Heirloom Monsters is the solo project for Dana Lacono. He has been in a number of bands and toured with notable acts like Yeah Yeah Yeahs, Black Rebel Motorcycle Club and The Rapture. His release The C in the Moon is an album with a back story that has to be mentioned he order to understand how it came to fruition.
Lacono's wife of ten years passed away about two years ago. Lacono stated “I made this record in an attempt to try to understand what I was experiencing, and to try to feel connected to something again.” That alone puts a weight to the music that might change your perspective in how you listen to it. For example, any fan of Nick Cave has to be thinking about the events of what happened to him while listening to Skeleton Key.
The C in the Moon has a very unique sound. The emotional currents were ambiguous and hard to define in a very enjoyable way. I normally can pinpoint a musician’s influence within the first song but I was lost in thought as to where this fit in my head. In all honesty that is high praise. Above almost all else I appreciate an artist who makes me think “what the fuck is this.”
The album opens with “Follow the Swallow” which is catchy, slightly dark and mantra-like. I actually was reminded a bit of the latest album Black Star by the late legend David Bowie. Lacuna's initial vocals are a frail whisper.
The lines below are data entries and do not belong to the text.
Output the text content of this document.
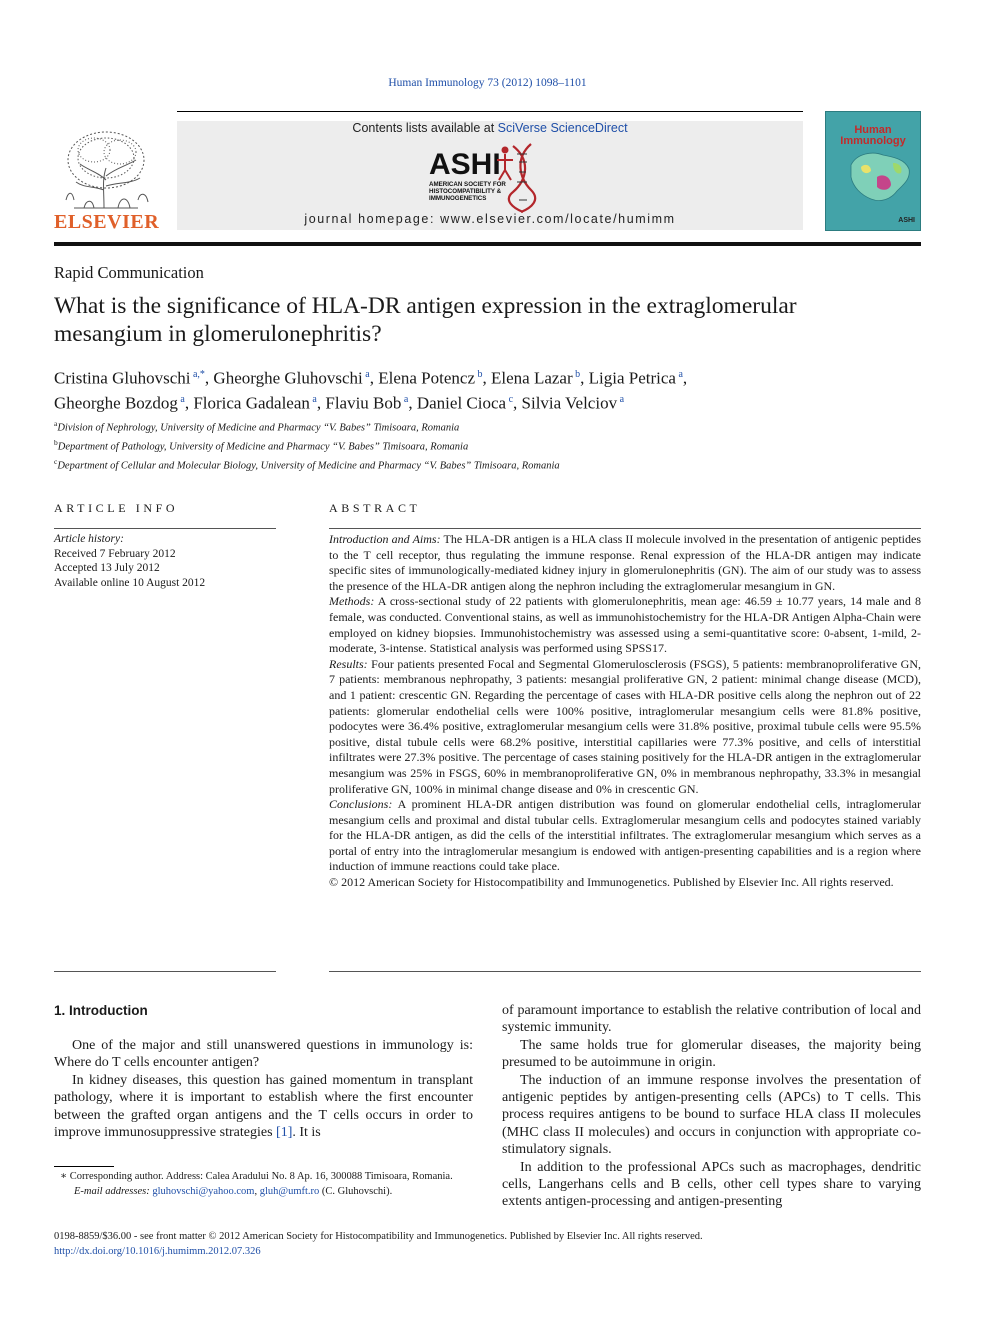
Human Immunology 73 (2012) 1098–1101
ELSEVIER
Contents lists available at SciVerse ScienceDirect
ASHI
AMERICAN SOCIETY FOR
HISTOCOMPATIBILITY &
IMMUNOGENETICS
journal homepage: www.elsevier.com/locate/humimm
Human
Immunology
ASHI
Rapid Communication
What is the significance of HLA-DR antigen expression in the extraglomerular
mesangium in glomerulonephritis?
Cristina Gluhovschi $^{a,*}$, Gheorghe Gluhovschi $^a$, Elena Potencz $^b$, Elena Lazar $^b$, Ligia Petrica $^a$,
Gheorghe Bozdog $^a$, Florica Gadalean $^a$, Flaviu Bob $^a$, Daniel Cioca $^c$, Silvia Velciov $^a$
$^a$Division of Nephrology, University of Medicine and Pharmacy “V. Babes” Timisoara, Romania
$^b$Department of Pathology, University of Medicine and Pharmacy “V. Babes” Timisoara, Romania
$^c$Department of Cellular and Molecular Biology, University of Medicine and Pharmacy “V. Babes” Timisoara, Romania
ARTICLE INFO
Article history:
Received 7 February 2012
Accepted 13 July 2012
Available online 10 August 2012
ABSTRACT

Introduction and Aims: The HLA-DR antigen is a HLA class II molecule involved in the presentation of antigenic peptides to the T cell receptor, thus regulating the immune response. Renal expression of the HLA-DR antigen may indicate specific sites of immunologically-mediated kidney injury in glomerulonephritis (GN). The aim of our study was to assess the presence of the HLA-DR antigen along the nephron including the extraglomerular mesangium in GN.

Methods: A cross-sectional study of 22 patients with glomerulonephritis, mean age: 46.59 ± 10.77 years, 14 male and 8 female, was conducted. Conventional stains, as well as immunohistochemistry for the HLA-DR Antigen Alpha-Chain were employed on kidney biopsies. Immunohistochemistry was assessed using a semi-quantitative score: 0-absent, 1-mild, 2-moderate, 3-intense. Statistical analysis was performed using SPSS17.

Results: Four patients presented Focal and Segmental Glomerulosclerosis (FSGS), 5 patients: membranoproliferative GN, 7 patients: membranous nephropathy, 3 patients: mesangial proliferative GN, 2 patient: minimal change disease (MCD), and 1 patient: crescentic GN. Regarding the percentage of cases with HLA-DR positive cells along the nephron out of 22 patients: glomerular endothelial cells were 100% positive, intraglomerular mesangium cells were 81.8% positive, podocytes were 36.4% positive, extraglomerular mesangium cells were 31.8% positive, proximal tubule cells were 95.5% positive, distal tubule cells were 68.2% positive, interstitial capillaries were 77.3% positive, and cells of interstitial infiltrates were 27.3% positive. The percentage of cases staining positively for the HLA-DR antigen in the extraglomerular mesangium was 25% in FSGS, 60% in membranoproliferative GN, 0% in membranous nephropathy, 33.3% in mesangial proliferative GN, 100% in minimal change disease and 0% in crescentic GN.

Conclusions: A prominent HLA-DR antigen distribution was found on glomerular endothelial cells, intraglomerular mesangium cells and proximal and distal tubular cells. Extraglomerular mesangium cells and podocytes stained variably for the HLA-DR antigen, as did the cells of the interstitial infiltrates. The extraglomerular mesangium which serves as a portal of entry into the intraglomerular mesangium is endowed with antigen-presenting capabilities and is a region where induction of immune reactions could take place.

© 2012 American Society for Histocompatibility and Immunogenetics. Published by Elsevier Inc. All rights reserved.

1. Introduction

One of the major and still unanswered questions in immunology is: Where do T cells encounter antigen?

In kidney diseases, this question has gained momentum in transplant pathology, where it is important to establish where the first encounter between the grafted organ antigens and the T cells occurs in order to improve immunosuppressive strategies [1]. It is

of paramount importance to establish the relative contribution of local and systemic immunity.

The same holds true for glomerular diseases, the majority being presumed to be autoimmune in origin.

The induction of an immune response involves the presentation of antigenic peptides by antigen-presenting cells (APCs) to T cells. This process requires antigens to be bound to surface HLA class II molecules (MHC class II molecules) and occurs in conjunction with appropriate co-stimulatory signals.

In addition to the professional APCs such as macrophages, dendritic cells, Langerhans cells and B cells, other cell types share to varying extents antigen-processing and antigen-presenting

∗ Corresponding author. Address: Calea Aradului No. 8 Ap. 16, 300088 Timisoara, Romania.
E-mail addresses: gluhovschi@yahoo.com, gluh@umft.ro (C. Gluhovschi).
0198-8859/$36.00 - see front matter © 2012 American Society for Histocompatibility and Immunogenetics. Published by Elsevier Inc. All rights reserved.
http://dx.doi.org/10.1016/j.humimm.2012.07.326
He sings “Light your fire, don't burn it / Embers glow, and lay low / Permanent things aren't permanent / Catching my eye, a swallow.” I thoroughly enjoyed the layers on this song and it grabbed my attention.
”Purgatory (I'm the Ghost)”is haunting yet it is juxtaposed by upbeat rhythms. The song feels like it could float away at some point if there wasn't any percussive elements which reflects the title of the song.
“The Bubble” is a collage of manipulated vocal snippets while “Blown Out” is way out there in an experimental terrain that sounds like sound samples from an alien planet. “Chthonic Love, Part II” and “Ode” contains powerful lyrics that will make you shed a tear.
What a bizarre situation we are all in. To be alive at all is such an overwhelming realization that it can lead down a rabbit hole of questions that our species can barely fathom. Art is a platform that allows us to illuminate these abstractions while contemplating concrete truths and I think Lacono has done that with The C in the Moon.